La nation se caractérise donc par l’unité de sa volonté. Elle n’est pas constituée par la superposition des ordres ou par la juxtaposition des « états » ; le pluralisme des partis et des factions n’est pas inhérent à sa nature ; le foisonnement des intérêts particuliers est extrinsèque à son essence. Cette « nationÉtat » est une entité juridique à laquelle la volonté générale donne son unité39.
B. Avec une rigoureuse logique, Sieyès articule à la connotation philosophique du concept de nation une nouvelle compréhension juridique de la représentation.
Comme le tiers Etat « se confond toujours, déclare-t-il, avec l’idée d’une nation40 », c’est à lui, c’est-à-dire au corps du peuple, de déléguer ses représentants à l’Assemblée que l’on peut justement alors appeler « nationale ». Sieyès se fait militant : il faut que le Tiers Etat ait une représentation égale, quant au nombre de ses députés, à celle des deux autres ordres ensemble41. Surtout, il faut, afin d’éviter que la représentation ne soit « parfaitement illusoire42 », que « les votes soient pris par têtes et non par ordres43 ». Mais sous le militantisme du libelliste, c’est le théoricien du gouvernement représentatif qui perce. Le sens du suffrage par lequel sont élus les représentants et la nature du vote par lequel ils sont appelés à s’exprimer déterminent un droit constitutionnel nouveau dont la Constitution de 1791 tirera amplement parti.

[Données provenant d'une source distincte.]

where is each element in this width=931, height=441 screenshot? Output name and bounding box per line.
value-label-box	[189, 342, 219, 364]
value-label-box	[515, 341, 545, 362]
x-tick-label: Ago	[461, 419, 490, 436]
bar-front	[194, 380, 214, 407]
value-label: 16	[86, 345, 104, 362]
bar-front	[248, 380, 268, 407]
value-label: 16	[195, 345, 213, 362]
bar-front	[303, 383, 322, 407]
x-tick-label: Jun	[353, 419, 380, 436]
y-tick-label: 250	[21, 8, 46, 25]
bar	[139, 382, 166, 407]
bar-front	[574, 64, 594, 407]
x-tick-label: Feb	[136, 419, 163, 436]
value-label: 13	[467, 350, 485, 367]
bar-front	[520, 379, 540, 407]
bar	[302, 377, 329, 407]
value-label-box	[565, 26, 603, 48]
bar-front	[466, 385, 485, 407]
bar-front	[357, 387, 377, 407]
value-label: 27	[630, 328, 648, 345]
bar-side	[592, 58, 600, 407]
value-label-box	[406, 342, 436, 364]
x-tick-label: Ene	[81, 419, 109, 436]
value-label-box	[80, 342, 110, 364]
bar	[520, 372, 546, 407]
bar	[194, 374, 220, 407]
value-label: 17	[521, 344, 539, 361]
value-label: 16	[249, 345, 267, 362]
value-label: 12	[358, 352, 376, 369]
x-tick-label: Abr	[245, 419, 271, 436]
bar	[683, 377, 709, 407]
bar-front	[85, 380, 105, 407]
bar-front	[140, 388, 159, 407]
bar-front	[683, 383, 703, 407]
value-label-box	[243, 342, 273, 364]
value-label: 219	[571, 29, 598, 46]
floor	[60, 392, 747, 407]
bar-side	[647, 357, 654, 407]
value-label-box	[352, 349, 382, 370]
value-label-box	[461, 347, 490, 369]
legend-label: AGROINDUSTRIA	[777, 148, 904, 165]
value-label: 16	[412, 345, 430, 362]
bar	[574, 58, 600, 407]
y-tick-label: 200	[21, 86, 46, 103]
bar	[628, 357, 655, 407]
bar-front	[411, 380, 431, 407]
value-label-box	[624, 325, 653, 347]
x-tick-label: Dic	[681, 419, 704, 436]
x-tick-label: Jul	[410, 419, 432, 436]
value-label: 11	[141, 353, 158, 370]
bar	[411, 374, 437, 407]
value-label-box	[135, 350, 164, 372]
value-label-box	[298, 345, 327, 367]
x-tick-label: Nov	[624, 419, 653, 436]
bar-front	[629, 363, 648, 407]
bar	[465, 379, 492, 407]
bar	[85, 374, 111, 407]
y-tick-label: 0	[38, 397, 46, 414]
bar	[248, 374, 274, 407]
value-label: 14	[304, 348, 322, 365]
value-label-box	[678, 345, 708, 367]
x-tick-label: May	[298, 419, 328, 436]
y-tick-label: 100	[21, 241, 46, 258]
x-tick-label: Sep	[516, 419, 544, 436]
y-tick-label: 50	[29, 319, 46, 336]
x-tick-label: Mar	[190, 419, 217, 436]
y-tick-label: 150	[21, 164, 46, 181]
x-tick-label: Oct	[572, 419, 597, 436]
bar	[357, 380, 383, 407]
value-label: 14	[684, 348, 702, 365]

Le concept de nation entraîne en effet, selon Sieyès, deux corollaires : d’une part, l’égalité de tous les citoyens, ce qui implique la suppression d’élections par « ordres » ; d’autre part, l’égalité des représentants, ce qui implique, au sein de l’Assemblée, un vote par têtes et non par ordres. Sur le plan des « principes », où Sieyès dit explicitement vouloir se placer, ces deux corollaires se rejoignent pour définir le statut juridique de la représentation : elle n’est plus un mandat ; le représentant n’est plus un délégataire ; son pouvoir cesse donc d’être un pouvoir lié attaché à la volonté expresse et particulière de ceux qui lui auraient donné commission ou procuration. Il est un élu de la nation tout entière et, en sa capacité politique de légiférer qu’il est désormais appelé à exercer au sein de l’Assemblée nationale, il est libre de tout engagement : aucun mandat impératif ne pèse sur son vote ; sa volonté législatrice, autonome, est censée exprimer la volonté générale d’un peuple dont la souveraineté demeure une et indivisible44.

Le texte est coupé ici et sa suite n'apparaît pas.